Message from the President
Ever since becoming president and CEO at the Council, I’ve shared with anyone who would listen , how honored and excited I was to preside over this great organization during the greatest growth of philanthropy in world history.
Never did I realize that I’d also preside over its greatest evaporation of resources as a result of the economic crisis of 2008. Today, most foundations have witnessed a 30 to 45 percent loss in value—or an estimated $280 billion over the past year.
In surveying our own communities, we see the painful realities of a dramatic increase in need coupled with a dramatic decrease in resources.
Gara LaMarche, president and CEO of the Atlantic Philanthropies, succinctly captured the environment when he recently spoke to members of the Grantmakers for Children, Youth and Families:
Virtually every foundation endowment stands at considerably less value today than it did only a few weeks ago. And assuming our institutions meet the commitments they have previously made, which most will, there will be dramatically less new money to give out in the next few years, at least.
Corporate philanthropy will be dramatically reduced
Government revenues and social spending will continue to shrink … [and] this will have a sharp effect on the funding and programs of non-profit organizations.
And in what kind of social climate? One in which human needs—unemployment, greater health problems, even fewer covered by insurance, hunger, homelessness, crime, and violence—grow ever more acute.
What we are facing, then, is a kind of perfect storm.
How Should Philanthropy Respond?
This is a leadership moment for all of us who are part of this noble sector called philanthropy. Quite simply, as this sector has grown in size it must also grow in service.

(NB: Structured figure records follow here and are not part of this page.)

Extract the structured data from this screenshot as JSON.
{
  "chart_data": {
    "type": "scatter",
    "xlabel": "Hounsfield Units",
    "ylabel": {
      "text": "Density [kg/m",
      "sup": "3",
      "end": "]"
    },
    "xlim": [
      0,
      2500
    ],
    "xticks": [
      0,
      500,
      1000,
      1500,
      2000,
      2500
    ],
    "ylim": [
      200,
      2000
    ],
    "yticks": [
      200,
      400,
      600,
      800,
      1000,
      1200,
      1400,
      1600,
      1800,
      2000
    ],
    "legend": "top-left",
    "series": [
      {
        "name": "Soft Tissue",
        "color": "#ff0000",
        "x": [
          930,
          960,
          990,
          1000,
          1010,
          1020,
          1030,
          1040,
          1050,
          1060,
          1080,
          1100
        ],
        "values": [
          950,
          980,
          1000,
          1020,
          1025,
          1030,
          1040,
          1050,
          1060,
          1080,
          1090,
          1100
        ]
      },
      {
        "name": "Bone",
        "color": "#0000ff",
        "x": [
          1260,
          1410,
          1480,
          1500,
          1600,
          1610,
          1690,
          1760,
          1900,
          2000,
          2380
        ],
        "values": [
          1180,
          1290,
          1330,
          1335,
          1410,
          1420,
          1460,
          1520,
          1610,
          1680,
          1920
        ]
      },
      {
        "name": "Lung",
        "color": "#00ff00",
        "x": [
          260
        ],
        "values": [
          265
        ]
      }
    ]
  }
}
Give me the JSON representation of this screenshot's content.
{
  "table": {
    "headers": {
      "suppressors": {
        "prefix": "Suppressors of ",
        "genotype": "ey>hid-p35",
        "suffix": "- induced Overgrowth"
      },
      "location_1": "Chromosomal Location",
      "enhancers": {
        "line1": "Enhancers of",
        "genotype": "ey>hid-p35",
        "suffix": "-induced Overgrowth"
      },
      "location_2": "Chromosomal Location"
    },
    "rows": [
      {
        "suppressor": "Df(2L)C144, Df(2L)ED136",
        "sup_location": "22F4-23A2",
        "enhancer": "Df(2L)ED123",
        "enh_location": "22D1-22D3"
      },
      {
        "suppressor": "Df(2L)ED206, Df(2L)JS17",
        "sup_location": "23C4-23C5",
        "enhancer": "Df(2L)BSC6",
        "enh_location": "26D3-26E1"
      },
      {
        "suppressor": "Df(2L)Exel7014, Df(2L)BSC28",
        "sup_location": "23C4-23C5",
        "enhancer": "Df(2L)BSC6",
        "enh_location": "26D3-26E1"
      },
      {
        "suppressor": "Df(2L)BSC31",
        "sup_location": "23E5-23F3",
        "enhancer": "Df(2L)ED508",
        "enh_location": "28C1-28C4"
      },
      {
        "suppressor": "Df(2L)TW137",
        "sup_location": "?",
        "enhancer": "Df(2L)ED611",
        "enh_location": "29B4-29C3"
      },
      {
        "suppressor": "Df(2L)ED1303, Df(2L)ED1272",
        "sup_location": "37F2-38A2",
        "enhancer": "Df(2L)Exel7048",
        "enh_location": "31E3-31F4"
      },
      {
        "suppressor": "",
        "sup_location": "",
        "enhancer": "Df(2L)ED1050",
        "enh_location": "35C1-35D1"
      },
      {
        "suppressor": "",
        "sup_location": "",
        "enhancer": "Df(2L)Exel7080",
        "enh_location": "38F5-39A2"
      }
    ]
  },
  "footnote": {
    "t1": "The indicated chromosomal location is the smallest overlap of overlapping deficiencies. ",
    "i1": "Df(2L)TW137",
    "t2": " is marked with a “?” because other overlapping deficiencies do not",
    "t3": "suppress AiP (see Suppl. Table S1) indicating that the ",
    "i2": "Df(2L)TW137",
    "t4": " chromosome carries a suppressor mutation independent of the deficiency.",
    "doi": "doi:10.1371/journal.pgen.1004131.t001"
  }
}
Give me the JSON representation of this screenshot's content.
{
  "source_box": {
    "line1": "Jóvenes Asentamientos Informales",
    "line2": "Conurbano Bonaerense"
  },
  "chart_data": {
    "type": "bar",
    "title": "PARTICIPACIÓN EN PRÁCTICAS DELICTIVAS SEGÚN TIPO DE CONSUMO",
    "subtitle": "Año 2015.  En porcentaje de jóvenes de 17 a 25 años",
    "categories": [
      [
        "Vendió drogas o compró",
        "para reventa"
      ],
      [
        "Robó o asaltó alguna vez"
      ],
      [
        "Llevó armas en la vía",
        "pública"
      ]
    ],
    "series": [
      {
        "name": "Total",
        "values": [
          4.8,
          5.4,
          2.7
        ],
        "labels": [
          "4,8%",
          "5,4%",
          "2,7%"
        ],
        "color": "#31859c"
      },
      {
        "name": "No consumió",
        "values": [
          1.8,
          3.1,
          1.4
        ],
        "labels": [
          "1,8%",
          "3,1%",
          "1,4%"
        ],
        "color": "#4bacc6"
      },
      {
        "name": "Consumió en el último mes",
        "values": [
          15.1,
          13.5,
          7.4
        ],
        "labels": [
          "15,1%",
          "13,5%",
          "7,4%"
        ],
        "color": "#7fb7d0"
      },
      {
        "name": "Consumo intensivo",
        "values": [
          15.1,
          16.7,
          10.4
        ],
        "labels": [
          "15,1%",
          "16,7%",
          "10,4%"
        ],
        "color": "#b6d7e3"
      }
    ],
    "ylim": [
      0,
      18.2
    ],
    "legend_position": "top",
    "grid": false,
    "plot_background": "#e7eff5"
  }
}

Recently, my board chair, Ralph Smith, of the Annie E. Casey Foundation, and I issued an Open Letter to the Field. In it, we encouraged each philanthropic organization to carefully reflect how it could best play a constructive role in this economic crisis.
Specifically, our letter recommended that we:
- Reach out to the nonprofit sector, especially those we currently support – recognizing that the nonprofit sector will bear the brunt of shrinking resources and growing need.
- Play an active and visible role in helping communities and regions identify the scope and extent of the challenges they face – and in finding solutions that make sense.
- Pay special attention to those situations where the loss of philanthropic resources could be the unintended consequence of mergers, consolidations, or government intervention resulting from this economic crisis.
But we are not just asking the field to do more. The Council on Foundations is taking several major steps to ensure you have the information, tools, and resources you need to tackle the key issues that confront our sector.
We are beginning with the launch of this e-journal, Thought > Action > Impact. Through this journal, we will give voice to some of the most influential leaders from the public, private, and nonprofit sectors on topics that matter most to you. We aim to give you views from a variety of perspectives, as well as practical advice you can adapt to your own organization.
We are also introducing Economic Xchange, a central platform for sharing tools and resources to help colleagues weather the current economic crisis. The Council has reached out broadly throughout the sector, to colleague organizations, members and others to identify questions, information, events and resources that foundations may find useful. We will continue to add to this platform – but more importantly, invite you to contribute your comments, documents and ideas.
In the end, if we can draw on this economic crisis to fundamentally raise the vision of our work, we will create a more strategic and effective philanthropic sector.
This is a challenging moment in American and world history. This is not the ride we envisioned. But it is the journey we must take.
The question before us is whether we’ll use this time to just survive, or to commit to real progress in ways we never before imagined.